Understanding rigid body motion in arbitrary dimensions

TL;DR

This paper presents a generalized, dimension-independent approach to rigid body motion using antisymmetric matrices and a novel tensor I, simplifying understanding and calculations in any number of dimensions.

Contribution

It introduces a dimension-agnostic framework for rigid body dynamics, replacing traditional three-dimensional constructs with antisymmetric matrices and a new tensor I.

Findings

Derived Euler equations in arbitrary dimensions.

Illustrated conserved quantities via Noether's theorem.

Simplified equations of motion for linked bodies.

Abstract

Why would anyone wish to generalize the already unappetizing subject of rigid body motion to an arbitrary number of dimensions? At first sight, the subject seems to be both repellent and superfluous.
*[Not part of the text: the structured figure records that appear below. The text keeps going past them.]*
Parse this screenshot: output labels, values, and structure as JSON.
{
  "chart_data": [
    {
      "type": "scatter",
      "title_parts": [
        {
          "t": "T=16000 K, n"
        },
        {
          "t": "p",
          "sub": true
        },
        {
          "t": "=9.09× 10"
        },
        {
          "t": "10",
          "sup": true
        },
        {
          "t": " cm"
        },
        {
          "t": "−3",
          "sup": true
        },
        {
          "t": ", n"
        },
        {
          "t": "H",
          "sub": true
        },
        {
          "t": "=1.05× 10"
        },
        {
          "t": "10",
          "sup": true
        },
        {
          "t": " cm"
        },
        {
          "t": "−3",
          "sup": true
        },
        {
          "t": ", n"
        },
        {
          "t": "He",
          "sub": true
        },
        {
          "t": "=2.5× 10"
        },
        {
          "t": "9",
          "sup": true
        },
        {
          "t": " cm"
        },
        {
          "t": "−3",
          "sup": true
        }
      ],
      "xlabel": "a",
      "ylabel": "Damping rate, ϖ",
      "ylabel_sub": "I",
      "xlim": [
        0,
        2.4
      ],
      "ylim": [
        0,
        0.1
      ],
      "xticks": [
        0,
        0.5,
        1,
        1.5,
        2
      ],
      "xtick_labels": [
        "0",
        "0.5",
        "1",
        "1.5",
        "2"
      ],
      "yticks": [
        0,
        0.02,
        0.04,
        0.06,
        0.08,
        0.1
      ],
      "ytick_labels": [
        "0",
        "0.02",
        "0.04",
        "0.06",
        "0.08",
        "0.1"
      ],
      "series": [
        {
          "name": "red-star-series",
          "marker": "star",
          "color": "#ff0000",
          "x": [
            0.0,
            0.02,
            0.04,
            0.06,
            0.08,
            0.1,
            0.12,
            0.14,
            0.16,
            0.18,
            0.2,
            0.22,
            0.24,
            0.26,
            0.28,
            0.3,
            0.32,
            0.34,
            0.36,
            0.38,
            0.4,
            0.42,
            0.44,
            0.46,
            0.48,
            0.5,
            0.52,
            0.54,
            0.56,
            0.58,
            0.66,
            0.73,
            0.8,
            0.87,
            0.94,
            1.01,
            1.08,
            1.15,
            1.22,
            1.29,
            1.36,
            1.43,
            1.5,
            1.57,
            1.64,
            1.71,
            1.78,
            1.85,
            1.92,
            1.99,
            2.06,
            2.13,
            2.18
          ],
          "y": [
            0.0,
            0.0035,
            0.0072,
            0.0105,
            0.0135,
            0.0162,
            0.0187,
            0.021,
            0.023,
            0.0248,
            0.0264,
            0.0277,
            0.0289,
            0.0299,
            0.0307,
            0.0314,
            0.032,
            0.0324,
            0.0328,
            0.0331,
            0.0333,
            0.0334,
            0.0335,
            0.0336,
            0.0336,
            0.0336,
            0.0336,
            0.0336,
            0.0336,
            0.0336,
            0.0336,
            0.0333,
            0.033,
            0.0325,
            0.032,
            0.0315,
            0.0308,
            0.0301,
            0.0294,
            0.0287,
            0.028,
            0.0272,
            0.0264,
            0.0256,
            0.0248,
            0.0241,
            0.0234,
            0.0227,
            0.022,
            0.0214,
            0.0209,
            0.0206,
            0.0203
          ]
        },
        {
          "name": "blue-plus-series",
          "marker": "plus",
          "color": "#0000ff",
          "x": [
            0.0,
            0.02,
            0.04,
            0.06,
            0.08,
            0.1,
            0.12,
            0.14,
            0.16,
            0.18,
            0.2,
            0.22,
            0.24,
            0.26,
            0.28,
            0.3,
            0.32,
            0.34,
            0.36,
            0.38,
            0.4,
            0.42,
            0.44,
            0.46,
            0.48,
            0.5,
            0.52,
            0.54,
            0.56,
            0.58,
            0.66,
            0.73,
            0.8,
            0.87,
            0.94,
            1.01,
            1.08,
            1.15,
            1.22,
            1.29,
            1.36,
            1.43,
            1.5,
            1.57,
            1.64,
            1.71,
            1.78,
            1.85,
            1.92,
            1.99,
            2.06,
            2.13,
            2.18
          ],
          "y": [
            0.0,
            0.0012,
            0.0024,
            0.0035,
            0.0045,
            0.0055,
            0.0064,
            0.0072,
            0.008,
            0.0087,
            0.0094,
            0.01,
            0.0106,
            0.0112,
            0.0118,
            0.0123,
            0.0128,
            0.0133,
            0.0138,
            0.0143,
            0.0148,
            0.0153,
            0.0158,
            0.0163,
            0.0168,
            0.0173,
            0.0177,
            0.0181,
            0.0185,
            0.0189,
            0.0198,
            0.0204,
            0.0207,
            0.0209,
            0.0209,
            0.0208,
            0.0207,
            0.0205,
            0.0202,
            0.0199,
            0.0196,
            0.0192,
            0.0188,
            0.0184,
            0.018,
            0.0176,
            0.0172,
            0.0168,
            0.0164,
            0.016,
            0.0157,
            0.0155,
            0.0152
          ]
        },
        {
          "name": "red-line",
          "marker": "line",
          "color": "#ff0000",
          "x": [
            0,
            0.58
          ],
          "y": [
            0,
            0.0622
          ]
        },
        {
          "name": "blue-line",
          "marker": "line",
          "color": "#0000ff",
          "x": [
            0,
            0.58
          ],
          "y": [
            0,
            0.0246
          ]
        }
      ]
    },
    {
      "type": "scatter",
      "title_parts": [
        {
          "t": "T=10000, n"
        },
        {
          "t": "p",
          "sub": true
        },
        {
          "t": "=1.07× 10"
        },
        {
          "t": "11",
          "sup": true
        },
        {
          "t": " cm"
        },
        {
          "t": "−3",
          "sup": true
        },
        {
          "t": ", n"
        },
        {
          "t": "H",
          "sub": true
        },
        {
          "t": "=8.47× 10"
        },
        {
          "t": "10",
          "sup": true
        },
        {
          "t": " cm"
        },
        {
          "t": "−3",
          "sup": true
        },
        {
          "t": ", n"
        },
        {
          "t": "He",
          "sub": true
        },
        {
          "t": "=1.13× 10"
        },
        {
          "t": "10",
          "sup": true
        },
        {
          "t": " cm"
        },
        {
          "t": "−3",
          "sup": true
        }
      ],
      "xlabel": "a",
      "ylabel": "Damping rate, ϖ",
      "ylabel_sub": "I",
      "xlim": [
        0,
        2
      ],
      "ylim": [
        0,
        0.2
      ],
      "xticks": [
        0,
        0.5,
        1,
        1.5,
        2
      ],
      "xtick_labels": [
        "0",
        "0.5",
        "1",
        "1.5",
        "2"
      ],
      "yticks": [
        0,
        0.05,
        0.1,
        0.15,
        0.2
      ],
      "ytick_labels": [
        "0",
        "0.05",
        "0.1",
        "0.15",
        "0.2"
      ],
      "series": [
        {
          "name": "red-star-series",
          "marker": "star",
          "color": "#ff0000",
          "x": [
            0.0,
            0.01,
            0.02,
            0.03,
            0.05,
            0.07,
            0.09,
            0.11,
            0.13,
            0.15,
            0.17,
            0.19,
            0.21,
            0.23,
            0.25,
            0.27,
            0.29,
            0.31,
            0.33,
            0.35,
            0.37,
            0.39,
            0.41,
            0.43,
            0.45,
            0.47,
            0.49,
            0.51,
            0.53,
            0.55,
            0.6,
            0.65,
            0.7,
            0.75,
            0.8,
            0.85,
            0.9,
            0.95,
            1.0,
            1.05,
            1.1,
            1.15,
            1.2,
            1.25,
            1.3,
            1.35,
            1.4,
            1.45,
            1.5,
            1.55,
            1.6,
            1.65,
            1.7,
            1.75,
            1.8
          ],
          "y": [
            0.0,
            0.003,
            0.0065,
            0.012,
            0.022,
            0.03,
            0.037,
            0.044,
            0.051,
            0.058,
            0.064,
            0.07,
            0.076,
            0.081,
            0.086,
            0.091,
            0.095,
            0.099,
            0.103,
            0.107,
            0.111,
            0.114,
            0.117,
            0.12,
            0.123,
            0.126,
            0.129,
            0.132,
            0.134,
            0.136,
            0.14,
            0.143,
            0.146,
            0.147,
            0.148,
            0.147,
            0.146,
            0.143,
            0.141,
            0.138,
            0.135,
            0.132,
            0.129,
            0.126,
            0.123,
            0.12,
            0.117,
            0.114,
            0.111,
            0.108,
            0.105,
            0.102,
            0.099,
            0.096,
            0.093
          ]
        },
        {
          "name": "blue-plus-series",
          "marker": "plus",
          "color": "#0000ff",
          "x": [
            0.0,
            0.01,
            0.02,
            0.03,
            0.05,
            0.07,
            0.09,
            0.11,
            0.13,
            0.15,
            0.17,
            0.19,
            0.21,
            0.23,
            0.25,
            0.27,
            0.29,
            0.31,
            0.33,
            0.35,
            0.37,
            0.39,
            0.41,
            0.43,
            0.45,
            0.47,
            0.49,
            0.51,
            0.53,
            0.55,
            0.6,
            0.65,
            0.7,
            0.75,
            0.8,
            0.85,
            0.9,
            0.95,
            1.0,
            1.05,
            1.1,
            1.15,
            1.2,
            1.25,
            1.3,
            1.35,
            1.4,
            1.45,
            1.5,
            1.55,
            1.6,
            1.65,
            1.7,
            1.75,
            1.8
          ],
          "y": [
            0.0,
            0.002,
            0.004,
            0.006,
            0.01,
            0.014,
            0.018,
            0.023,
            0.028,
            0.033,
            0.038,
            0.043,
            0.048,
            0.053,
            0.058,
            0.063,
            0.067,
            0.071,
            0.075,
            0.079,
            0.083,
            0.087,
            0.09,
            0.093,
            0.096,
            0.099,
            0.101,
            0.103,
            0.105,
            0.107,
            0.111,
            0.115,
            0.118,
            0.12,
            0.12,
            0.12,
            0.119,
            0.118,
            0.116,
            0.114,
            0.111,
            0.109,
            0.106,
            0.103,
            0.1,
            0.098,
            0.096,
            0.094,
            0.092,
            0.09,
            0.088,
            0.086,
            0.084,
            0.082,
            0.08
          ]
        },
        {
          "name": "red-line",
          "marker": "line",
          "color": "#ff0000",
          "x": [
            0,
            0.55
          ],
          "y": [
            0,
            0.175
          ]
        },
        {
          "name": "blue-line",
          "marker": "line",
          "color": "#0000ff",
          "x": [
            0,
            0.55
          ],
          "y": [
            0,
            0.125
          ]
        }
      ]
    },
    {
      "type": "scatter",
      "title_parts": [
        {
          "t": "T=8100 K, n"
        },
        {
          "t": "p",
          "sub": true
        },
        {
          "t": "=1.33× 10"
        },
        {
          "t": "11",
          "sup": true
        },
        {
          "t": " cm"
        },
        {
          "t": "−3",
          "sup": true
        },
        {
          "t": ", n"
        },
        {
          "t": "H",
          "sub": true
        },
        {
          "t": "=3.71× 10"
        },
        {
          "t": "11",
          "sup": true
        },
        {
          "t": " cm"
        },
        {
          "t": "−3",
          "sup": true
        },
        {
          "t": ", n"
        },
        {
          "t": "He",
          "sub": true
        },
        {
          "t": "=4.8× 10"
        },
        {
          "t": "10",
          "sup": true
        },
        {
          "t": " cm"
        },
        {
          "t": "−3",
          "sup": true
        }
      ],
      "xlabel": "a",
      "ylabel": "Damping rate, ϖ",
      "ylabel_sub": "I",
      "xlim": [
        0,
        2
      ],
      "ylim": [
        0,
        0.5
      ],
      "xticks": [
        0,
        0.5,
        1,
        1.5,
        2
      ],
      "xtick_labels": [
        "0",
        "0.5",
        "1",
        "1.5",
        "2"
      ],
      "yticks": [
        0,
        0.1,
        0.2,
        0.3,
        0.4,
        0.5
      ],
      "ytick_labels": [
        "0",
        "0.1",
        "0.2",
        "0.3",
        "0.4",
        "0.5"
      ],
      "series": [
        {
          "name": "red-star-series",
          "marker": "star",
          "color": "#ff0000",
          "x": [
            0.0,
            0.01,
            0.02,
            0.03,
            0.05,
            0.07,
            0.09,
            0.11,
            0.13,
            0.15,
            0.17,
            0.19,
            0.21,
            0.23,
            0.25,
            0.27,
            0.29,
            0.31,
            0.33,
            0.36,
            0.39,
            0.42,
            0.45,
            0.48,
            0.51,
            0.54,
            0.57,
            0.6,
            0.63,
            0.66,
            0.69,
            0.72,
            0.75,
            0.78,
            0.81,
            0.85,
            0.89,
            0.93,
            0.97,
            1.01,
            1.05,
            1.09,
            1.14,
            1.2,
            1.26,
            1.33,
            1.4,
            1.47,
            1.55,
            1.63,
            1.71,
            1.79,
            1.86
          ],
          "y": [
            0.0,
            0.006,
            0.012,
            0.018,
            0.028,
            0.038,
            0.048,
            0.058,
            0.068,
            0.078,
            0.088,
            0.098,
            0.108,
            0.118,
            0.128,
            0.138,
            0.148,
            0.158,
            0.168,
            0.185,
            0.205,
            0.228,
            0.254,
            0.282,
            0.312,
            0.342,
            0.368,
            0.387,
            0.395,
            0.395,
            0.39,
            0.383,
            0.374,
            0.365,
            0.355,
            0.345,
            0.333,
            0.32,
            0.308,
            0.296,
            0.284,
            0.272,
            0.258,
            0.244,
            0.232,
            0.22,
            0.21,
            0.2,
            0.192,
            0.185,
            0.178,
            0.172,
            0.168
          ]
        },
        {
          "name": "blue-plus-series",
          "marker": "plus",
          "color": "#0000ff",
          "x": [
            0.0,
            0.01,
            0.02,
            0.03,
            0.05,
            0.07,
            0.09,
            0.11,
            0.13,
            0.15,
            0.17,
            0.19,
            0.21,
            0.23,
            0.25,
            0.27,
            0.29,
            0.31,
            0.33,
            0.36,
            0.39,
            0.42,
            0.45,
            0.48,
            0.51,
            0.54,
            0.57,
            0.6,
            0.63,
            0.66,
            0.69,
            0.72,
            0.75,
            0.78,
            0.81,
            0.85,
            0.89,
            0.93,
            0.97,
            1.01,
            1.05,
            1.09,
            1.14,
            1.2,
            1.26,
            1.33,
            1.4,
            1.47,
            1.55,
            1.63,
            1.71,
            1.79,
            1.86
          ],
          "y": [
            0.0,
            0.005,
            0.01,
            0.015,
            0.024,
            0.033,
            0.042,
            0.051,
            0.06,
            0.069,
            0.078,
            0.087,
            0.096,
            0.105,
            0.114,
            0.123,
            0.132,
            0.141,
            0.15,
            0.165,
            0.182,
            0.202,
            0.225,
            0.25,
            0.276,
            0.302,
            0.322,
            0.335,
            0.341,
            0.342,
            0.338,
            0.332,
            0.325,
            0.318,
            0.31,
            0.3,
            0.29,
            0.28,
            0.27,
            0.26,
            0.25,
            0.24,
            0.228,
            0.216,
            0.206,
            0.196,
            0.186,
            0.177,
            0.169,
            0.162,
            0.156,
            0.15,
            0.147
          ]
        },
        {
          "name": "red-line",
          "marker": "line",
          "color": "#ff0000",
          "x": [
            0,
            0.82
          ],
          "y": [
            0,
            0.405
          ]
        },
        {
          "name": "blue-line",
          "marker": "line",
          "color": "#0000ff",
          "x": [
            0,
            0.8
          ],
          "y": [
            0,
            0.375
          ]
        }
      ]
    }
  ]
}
The author will try to argue that an approach involving no specifically three-dimensional constructs is actually easier to grasp than the traditional one and might thus be generally useful to understand rigid body motion both in three dimensions and in the general case. Specific differences between the viewpoint suggested here and the usual one include the following: here angular velocities are systematically treated as antisymmetric matrices, a symmetric tensor $I$ quite different from the moment of inertia tensor plays a central role, whereas the latter is shown to be a far more complex object, namely a tensor of rank four. A straightforward way to define it is given. The Euler equation is derived and the use of Noether's theorem to obtain conserved quantities is illustrated. Finally the equation of motion for two bodies linked by a spherical joint is derived to display the simplicity and the power of the method.